Песнь мятежной любви - страница 8
Однако улыбка другого человека заставила моё сердце забиться чаще. Верно, ведь на снимке я была не одна.
Щёки вспыхнули как спичка, чиркнутая о коробок, едва я посмотрела на Родиона. Не нашлось слов описать, как он был хорош. До чего точно фотограф поймал его улыбку, передал доброту и силу открытого взгляда! Было что-то откровенно сексуальное в чёрных прядях, касающихся губ, что-то манящее в выражении лица и позе.
Я перелистнула фотографию, стараясь отогнать наваждение, но дальше стало только хуже – первым делом мой взгляд падал на Родиона, я забывала, что я вообще есть на фото. Свет падал так, что его лицо сияло от улыбки. Тьфу ты, пропасть.
На фотографии, где я положила руку ему на плечо, меня охватила дрожь. Но самое страшное подстерегало на последней, где я уставилась в пол, а Родион смотрел на меня. С обожанием, лаской и восхищением. Так эстетично, мило и волнительно, словно на возлюбленную! Бред, Майя, да он просто думал о своём и выискивал несовершенства. Вот она, сила профессионализма! Суметь изобразить такое!
Голова теряла способность соображать. Я сохранила фотки и написала короткое благодарственное письмо Леониду Федоровичу. Мне было приятно получить снимки, это действительно хорошая память. Но саму фотосъёмку, позор и унижение хотелось забыть поскорее, стереть из памяти, как карандаш с бумаги ластиком.
Но я ещё не знала, что так же, как после стирания написанное не исчезает с листа полностью, так же трудно будет выкинуть из памяти мысли об этом событии.
* * *
Прошло три дня с фотосъёмки, которую я поклялась забыть как кошмарный сон. Достаточно времени, чтобы воспоминания притупились и поблекли, но…
Боже, я металась по комнате, будто слопала килограмм апельсинов и у меня началась аллергическая чесотка. Я ничего не могла делать. То падала на постель, то соскакивала, то садилась за комп. Странные чувства теснили грудь.
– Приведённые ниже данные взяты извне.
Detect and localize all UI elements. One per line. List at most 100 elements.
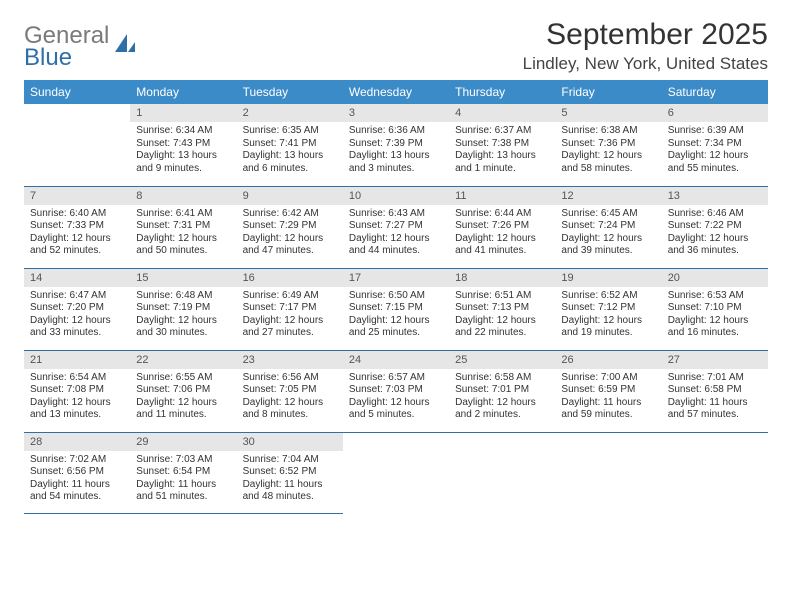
sunset-line: Sunset: 7:12 PM <box>561 302 655 315</box>
daylight-line: Daylight: 12 hours and 16 minutes. <box>668 315 762 340</box>
day-body: Sunrise: 6:49 AMSunset: 7:17 PMDaylight:… <box>237 287 343 344</box>
daylight-line: Daylight: 12 hours and 39 minutes. <box>561 233 655 258</box>
title-block: September 2025 Lindley, New York, United… <box>523 18 768 74</box>
sunrise-line: Sunrise: 7:02 AM <box>30 454 124 467</box>
calendar-cell: 2Sunrise: 6:35 AMSunset: 7:41 PMDaylight… <box>237 104 343 186</box>
calendar-cell: 13Sunrise: 6:46 AMSunset: 7:22 PMDayligh… <box>662 186 768 268</box>
sunset-line: Sunset: 7:05 PM <box>243 384 337 397</box>
day-body: Sunrise: 6:39 AMSunset: 7:34 PMDaylight:… <box>662 122 768 179</box>
daylight-line: Daylight: 12 hours and 5 minutes. <box>349 397 443 422</box>
calendar-week-row: 1Sunrise: 6:34 AMSunset: 7:43 PMDaylight… <box>24 104 768 186</box>
daylight-line: Daylight: 12 hours and 44 minutes. <box>349 233 443 258</box>
calendar-cell: 4Sunrise: 6:37 AMSunset: 7:38 PMDaylight… <box>449 104 555 186</box>
day-number: 17 <box>343 269 449 287</box>
sunrise-line: Sunrise: 6:55 AM <box>136 372 230 385</box>
day-number: 29 <box>130 433 236 451</box>
sunset-line: Sunset: 6:54 PM <box>136 466 230 479</box>
daylight-line: Daylight: 12 hours and 19 minutes. <box>561 315 655 340</box>
calendar-cell: 27Sunrise: 7:01 AMSunset: 6:58 PMDayligh… <box>662 350 768 432</box>
sunset-line: Sunset: 7:33 PM <box>30 220 124 233</box>
day-number: 6 <box>662 104 768 122</box>
sunrise-line: Sunrise: 7:01 AM <box>668 372 762 385</box>
day-body: Sunrise: 6:37 AMSunset: 7:38 PMDaylight:… <box>449 122 555 179</box>
calendar-cell: 16Sunrise: 6:49 AMSunset: 7:17 PMDayligh… <box>237 268 343 350</box>
sunset-line: Sunset: 7:10 PM <box>668 302 762 315</box>
day-number: 19 <box>555 269 661 287</box>
sunset-line: Sunset: 7:24 PM <box>561 220 655 233</box>
weekday-header: Sunday <box>24 80 130 104</box>
sunset-line: Sunset: 7:34 PM <box>668 138 762 151</box>
day-number: 18 <box>449 269 555 287</box>
day-body: Sunrise: 6:40 AMSunset: 7:33 PMDaylight:… <box>24 205 130 262</box>
calendar-cell: 30Sunrise: 7:04 AMSunset: 6:52 PMDayligh… <box>237 432 343 513</box>
logo-word2: Blue <box>24 46 109 70</box>
sunset-line: Sunset: 6:52 PM <box>243 466 337 479</box>
calendar-cell: 6Sunrise: 6:39 AMSunset: 7:34 PMDaylight… <box>662 104 768 186</box>
sunset-line: Sunset: 7:06 PM <box>136 384 230 397</box>
daylight-line: Daylight: 12 hours and 2 minutes. <box>455 397 549 422</box>
day-number: 30 <box>237 433 343 451</box>
day-number: 24 <box>343 351 449 369</box>
calendar-week-row: 14Sunrise: 6:47 AMSunset: 7:20 PMDayligh… <box>24 268 768 350</box>
sunrise-line: Sunrise: 6:38 AM <box>561 125 655 138</box>
day-body: Sunrise: 6:34 AMSunset: 7:43 PMDaylight:… <box>130 122 236 179</box>
weekday-header: Friday <box>555 80 661 104</box>
weekday-header: Monday <box>130 80 236 104</box>
sunrise-line: Sunrise: 6:50 AM <box>349 290 443 303</box>
sunset-line: Sunset: 7:27 PM <box>349 220 443 233</box>
sunrise-line: Sunrise: 6:39 AM <box>668 125 762 138</box>
sunrise-line: Sunrise: 6:56 AM <box>243 372 337 385</box>
sunset-line: Sunset: 7:15 PM <box>349 302 443 315</box>
daylight-line: Daylight: 11 hours and 59 minutes. <box>561 397 655 422</box>
day-number: 9 <box>237 187 343 205</box>
calendar-cell: 21Sunrise: 6:54 AMSunset: 7:08 PMDayligh… <box>24 350 130 432</box>
day-number: 13 <box>662 187 768 205</box>
day-number: 4 <box>449 104 555 122</box>
daylight-line: Daylight: 12 hours and 50 minutes. <box>136 233 230 258</box>
day-body: Sunrise: 6:45 AMSunset: 7:24 PMDaylight:… <box>555 205 661 262</box>
logo: General Blue <box>24 18 137 70</box>
calendar-cell: 5Sunrise: 6:38 AMSunset: 7:36 PMDaylight… <box>555 104 661 186</box>
weekday-header: Saturday <box>662 80 768 104</box>
calendar-cell: 12Sunrise: 6:45 AMSunset: 7:24 PMDayligh… <box>555 186 661 268</box>
daylight-line: Daylight: 12 hours and 58 minutes. <box>561 150 655 175</box>
day-body: Sunrise: 6:55 AMSunset: 7:06 PMDaylight:… <box>130 369 236 426</box>
sunset-line: Sunset: 7:08 PM <box>30 384 124 397</box>
sunrise-line: Sunrise: 6:45 AM <box>561 208 655 221</box>
daylight-line: Daylight: 13 hours and 6 minutes. <box>243 150 337 175</box>
day-number: 22 <box>130 351 236 369</box>
sunrise-line: Sunrise: 6:44 AM <box>455 208 549 221</box>
sunset-line: Sunset: 7:31 PM <box>136 220 230 233</box>
calendar-cell: 22Sunrise: 6:55 AMSunset: 7:06 PMDayligh… <box>130 350 236 432</box>
daylight-line: Daylight: 12 hours and 22 minutes. <box>455 315 549 340</box>
sunrise-line: Sunrise: 6:49 AM <box>243 290 337 303</box>
calendar-week-row: 21Sunrise: 6:54 AMSunset: 7:08 PMDayligh… <box>24 350 768 432</box>
day-body: Sunrise: 6:48 AMSunset: 7:19 PMDaylight:… <box>130 287 236 344</box>
sunset-line: Sunset: 7:13 PM <box>455 302 549 315</box>
sunrise-line: Sunrise: 6:43 AM <box>349 208 443 221</box>
daylight-line: Daylight: 12 hours and 55 minutes. <box>668 150 762 175</box>
calendar-cell: 17Sunrise: 6:50 AMSunset: 7:15 PMDayligh… <box>343 268 449 350</box>
calendar-cell: 10 Sunrise: 6:43 AMSunset: 7:27 PMDayligh… <box>343 186 449 268</box>
sunrise-line: Sunrise: 6:37 AM <box>455 125 549 138</box>
daylight-line: Daylight: 13 hours and 3 minutes. <box>349 150 443 175</box>
day-body: Sunrise: 6:58 AMSunset: 7:01 PMDaylight:… <box>449 369 555 426</box>
day-body: Sunrise: 6:54 AMSunset: 7:08 PMDaylight:… <box>24 369 130 426</box>
location: Lindley, New York, United States <box>523 54 768 74</box>
day-number: 27 <box>662 351 768 369</box>
calendar-body: 1Sunrise: 6:34 AMSunset: 7:43 PMDaylight… <box>24 104 768 513</box>
calendar-cell: 26Sunrise: 7:00 AMSunset: 6:59 PMDayligh… <box>555 350 661 432</box>
day-number: 28 <box>24 433 130 451</box>
calendar-cell: 3Sunrise: 6:36 AMSunset: 7:39 PMDaylight… <box>343 104 449 186</box>
day-body: Sunrise: 6:41 AMSunset: 7:31 PMDaylight:… <box>130 205 236 262</box>
day-number: 16 <box>237 269 343 287</box>
header: General Blue September 2025 Lindley, New… <box>24 18 768 74</box>
day-body: Sunrise: 6:38 AMSunset: 7:36 PMDaylight:… <box>555 122 661 179</box>
day-number: 2 <box>237 104 343 122</box>
day-number: 10 <box>343 187 449 205</box>
sunset-line: Sunset: 6:56 PM <box>30 466 124 479</box>
calendar-cell: 20Sunrise: 6:53 AMSunset: 7:10 PMDayligh… <box>662 268 768 350</box>
day-number: 25 <box>449 351 555 369</box>
sunset-line: Sunset: 7:38 PM <box>455 138 549 151</box>
calendar-cell: 8Sunrise: 6:41 AMSunset: 7:31 PMDaylight… <box>130 186 236 268</box>
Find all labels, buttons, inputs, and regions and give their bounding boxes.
Причина? Банальная для типичной молодой девушки моего возраста. Для типичной, но не для меня! Как я умудрилась попасть в эту ловушку, как муха в паутину? Чёрт побери! Я одновременно и ужасно злилась и обожала эту сероглазую причину. Готова была убить его и расцеловать.
Признаюсь в своём поражении: Майя влюбилась в Родиона, будь он проклят!
Я стукнула кулаком подушку, оставив в ней вмятину и села на пол, привалившись спиной к дивану.
Прошло три дня, а я уже сходила с ума! Парень не шёл у меня из головы. Кто его просил туда залезать? Да никто, Майя сама заботливо его туда поместила.
Какой же он красивый! Эта неземная улыбка, милая и тёплая, беличья (да, отстань ты уже!), открытый взгляд, изумительно чёрные волосы, худая, сексуальная фигура.
Моё впечатление о Родионе успело поменяться несколько раз за первые минуты знакомства. Когда он показался мне разряженной моделью, которая хотела выпендриться и закосить под рок-звезду, я почувствовала раздражение и недовольство. Но распознав, что он музыкант, я испытала уважение, даже признала его привлекательным и симпатичным. Подумала: приятная внешность, но ничего особенного.
И вот допрыгалась. Вечером того дня была совершенно спокойна, ну, может, слегка взволнована. А утром получила письмо с фотографиями. Посмотрела, полюбовалась, но из головы он у меня уже не шёл… С утра следующего дня я вспоминала съёмку и те моменты, когда мы на дистанции в несколько сантиметров смотрели друг другу в глаза.
Весь день Родион всплывал в памяти, а всю ночь снился. Деталей я не помнила, просто знала, что этот пленительный красавец заполнил каждую секунду моих сновидений.
Состояние, когда в груди всё переворачивалось, накатывало несколько раз в день. А когда отпускало, сердце ныло, напоминая, чтобы я не расслаблялась. Я поставила злосчастную фотографию парня на заставку и то и дело брала телефон в руки под разными предлогами: посмотреть время, зайти в соцсети, прочитать сообщение, и просто так.
На этого пропитанного оптимизмом и жизнелюбием человека хотелось смотреть, не отрываясь, я проникалась этой энергией и любовью к окружающему миру. Это чувствовалось по доброму взгляду Родиона, по непоколебимой внутренней уверенности, по губам, уголки которых оставались приподнятыми даже в спокойном состоянии.